The Smithers Alcoholism Treatment Center, where the likes of Truman Capote, Dwight Gooden and Joan Kennedy sought help, lost its luster when St. Luke's-Roosevelt Hospital sold its elegant E. 93rd St. mansion headquarters four years ago, pocketing $15.4 million.
The clinic also lost more than $5 million when the financially ailing hospital diverted funds from alcoholism treatment - violating the terms of the charitable gift that put the clinic under the hospital's control in 1971, according to a suit against St. Luke's-Roosevelt.

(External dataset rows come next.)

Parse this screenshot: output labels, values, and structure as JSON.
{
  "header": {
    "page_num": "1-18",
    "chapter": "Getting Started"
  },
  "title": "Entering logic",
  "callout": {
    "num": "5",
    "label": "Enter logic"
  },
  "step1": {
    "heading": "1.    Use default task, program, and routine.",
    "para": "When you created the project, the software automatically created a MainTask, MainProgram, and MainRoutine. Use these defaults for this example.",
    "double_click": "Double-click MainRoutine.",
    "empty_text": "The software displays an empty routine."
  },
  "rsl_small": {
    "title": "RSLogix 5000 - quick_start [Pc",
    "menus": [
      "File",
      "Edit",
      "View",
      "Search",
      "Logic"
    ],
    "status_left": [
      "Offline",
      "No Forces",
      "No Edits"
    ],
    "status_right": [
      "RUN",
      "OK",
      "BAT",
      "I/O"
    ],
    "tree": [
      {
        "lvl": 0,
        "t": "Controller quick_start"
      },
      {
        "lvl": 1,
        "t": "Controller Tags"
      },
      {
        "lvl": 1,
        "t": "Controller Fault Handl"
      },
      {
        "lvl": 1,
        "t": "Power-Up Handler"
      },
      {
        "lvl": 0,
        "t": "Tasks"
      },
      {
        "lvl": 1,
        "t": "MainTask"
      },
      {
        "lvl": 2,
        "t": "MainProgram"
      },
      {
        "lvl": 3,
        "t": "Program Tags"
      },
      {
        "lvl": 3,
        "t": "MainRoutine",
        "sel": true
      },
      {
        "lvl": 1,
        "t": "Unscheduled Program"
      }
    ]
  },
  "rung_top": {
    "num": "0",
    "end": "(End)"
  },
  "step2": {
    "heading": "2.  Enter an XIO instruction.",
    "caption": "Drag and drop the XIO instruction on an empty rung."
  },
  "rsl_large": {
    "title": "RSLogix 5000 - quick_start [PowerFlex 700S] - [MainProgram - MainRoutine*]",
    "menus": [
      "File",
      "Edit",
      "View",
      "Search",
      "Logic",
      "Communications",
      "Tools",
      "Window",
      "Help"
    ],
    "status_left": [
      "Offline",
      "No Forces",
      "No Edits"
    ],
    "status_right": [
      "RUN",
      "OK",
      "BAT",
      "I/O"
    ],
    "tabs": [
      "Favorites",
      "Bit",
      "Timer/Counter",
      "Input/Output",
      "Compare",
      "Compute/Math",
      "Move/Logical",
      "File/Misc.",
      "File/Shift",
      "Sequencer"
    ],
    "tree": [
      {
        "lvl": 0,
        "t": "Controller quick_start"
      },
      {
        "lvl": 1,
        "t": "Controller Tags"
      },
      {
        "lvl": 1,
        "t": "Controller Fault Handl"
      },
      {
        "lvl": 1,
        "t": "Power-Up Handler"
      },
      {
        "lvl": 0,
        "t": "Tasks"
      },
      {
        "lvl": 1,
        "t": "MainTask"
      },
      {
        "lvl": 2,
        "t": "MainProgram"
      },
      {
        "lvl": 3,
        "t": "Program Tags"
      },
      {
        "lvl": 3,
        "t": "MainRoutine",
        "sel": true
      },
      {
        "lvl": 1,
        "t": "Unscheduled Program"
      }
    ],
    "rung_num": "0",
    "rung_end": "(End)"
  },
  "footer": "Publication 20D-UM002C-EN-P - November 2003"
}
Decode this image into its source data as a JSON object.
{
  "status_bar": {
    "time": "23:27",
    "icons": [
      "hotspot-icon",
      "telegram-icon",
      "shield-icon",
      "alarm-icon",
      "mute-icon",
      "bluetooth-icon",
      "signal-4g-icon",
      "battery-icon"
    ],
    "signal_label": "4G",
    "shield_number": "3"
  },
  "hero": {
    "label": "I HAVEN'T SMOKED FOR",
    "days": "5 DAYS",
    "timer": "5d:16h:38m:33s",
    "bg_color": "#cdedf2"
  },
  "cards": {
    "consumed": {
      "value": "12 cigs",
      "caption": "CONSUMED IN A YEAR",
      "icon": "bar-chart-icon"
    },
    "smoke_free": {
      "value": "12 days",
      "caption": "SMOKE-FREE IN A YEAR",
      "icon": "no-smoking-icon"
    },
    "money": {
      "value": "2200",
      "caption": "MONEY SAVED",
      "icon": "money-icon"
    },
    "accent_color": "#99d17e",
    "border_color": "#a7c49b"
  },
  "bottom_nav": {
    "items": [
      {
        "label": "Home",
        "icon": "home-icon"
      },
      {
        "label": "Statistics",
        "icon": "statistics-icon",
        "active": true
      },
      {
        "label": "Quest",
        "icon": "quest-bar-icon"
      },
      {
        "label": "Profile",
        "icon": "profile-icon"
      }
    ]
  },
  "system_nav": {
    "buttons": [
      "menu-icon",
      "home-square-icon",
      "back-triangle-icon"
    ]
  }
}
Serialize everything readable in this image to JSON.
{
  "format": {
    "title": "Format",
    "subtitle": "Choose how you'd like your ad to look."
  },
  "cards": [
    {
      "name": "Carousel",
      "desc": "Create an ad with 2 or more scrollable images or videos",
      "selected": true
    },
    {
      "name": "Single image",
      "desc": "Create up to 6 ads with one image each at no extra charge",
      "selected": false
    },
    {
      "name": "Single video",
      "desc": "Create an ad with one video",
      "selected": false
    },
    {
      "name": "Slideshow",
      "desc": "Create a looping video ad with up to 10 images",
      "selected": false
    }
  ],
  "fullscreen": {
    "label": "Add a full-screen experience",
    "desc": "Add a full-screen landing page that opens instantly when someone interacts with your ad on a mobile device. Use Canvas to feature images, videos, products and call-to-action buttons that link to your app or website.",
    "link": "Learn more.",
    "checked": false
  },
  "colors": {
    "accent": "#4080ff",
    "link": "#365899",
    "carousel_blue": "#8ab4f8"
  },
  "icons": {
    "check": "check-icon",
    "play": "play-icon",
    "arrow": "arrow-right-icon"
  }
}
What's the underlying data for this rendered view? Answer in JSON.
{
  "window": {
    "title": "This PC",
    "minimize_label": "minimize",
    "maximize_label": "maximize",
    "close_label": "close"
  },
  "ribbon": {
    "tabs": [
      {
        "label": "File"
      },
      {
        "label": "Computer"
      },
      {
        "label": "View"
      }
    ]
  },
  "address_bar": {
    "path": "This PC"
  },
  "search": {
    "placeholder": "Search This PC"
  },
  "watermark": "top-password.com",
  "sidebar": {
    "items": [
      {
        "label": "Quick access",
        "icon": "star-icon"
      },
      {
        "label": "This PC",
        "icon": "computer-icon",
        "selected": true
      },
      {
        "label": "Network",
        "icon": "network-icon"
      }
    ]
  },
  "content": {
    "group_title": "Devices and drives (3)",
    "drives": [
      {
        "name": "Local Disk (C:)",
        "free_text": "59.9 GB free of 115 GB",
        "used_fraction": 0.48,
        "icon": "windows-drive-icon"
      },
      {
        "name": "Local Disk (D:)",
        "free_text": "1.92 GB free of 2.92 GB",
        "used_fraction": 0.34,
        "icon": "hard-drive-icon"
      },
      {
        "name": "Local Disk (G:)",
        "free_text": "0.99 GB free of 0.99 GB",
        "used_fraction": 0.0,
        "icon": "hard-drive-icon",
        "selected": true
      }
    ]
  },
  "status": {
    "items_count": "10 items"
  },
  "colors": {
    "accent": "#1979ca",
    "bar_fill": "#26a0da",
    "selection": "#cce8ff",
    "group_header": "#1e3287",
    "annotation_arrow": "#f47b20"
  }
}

The money allegedly went to the hospital's general funds, the suit charged.
Under a settlement announced yesterday by Smithers Foundation president Adele
Smithers-Fornaci, the hospital will give up any claim to the renowned Smithers Center name, and will pay back some $8 million.
"It's a big victory and finally we're hopeful we'll be able to reestablish the center," said
Smithers-Fornaci, whose late husband founded the clinic.
"My husband, R. Brinkley Smithers, was disgusted with what the hospital was doing and planning before he died in 1994, and after he died I had to do something about it," she said.
"We will find a new location."
Hospital spokesman James Mandler declined to comment on the alleged misappropriation but said, "We are delighted that we have been able to reach an agreement with the Smithers Foundation."
The settlement followed a landmark decision by the Appellate Division of State Supreme Court granting Smithers and other charitable donors the "standing" to enforce the terms of gifts through litigation, a first in the trusts and estates law.
The settlement also requires the hospital to use the rest of the mansion profits on alcoholism treatment.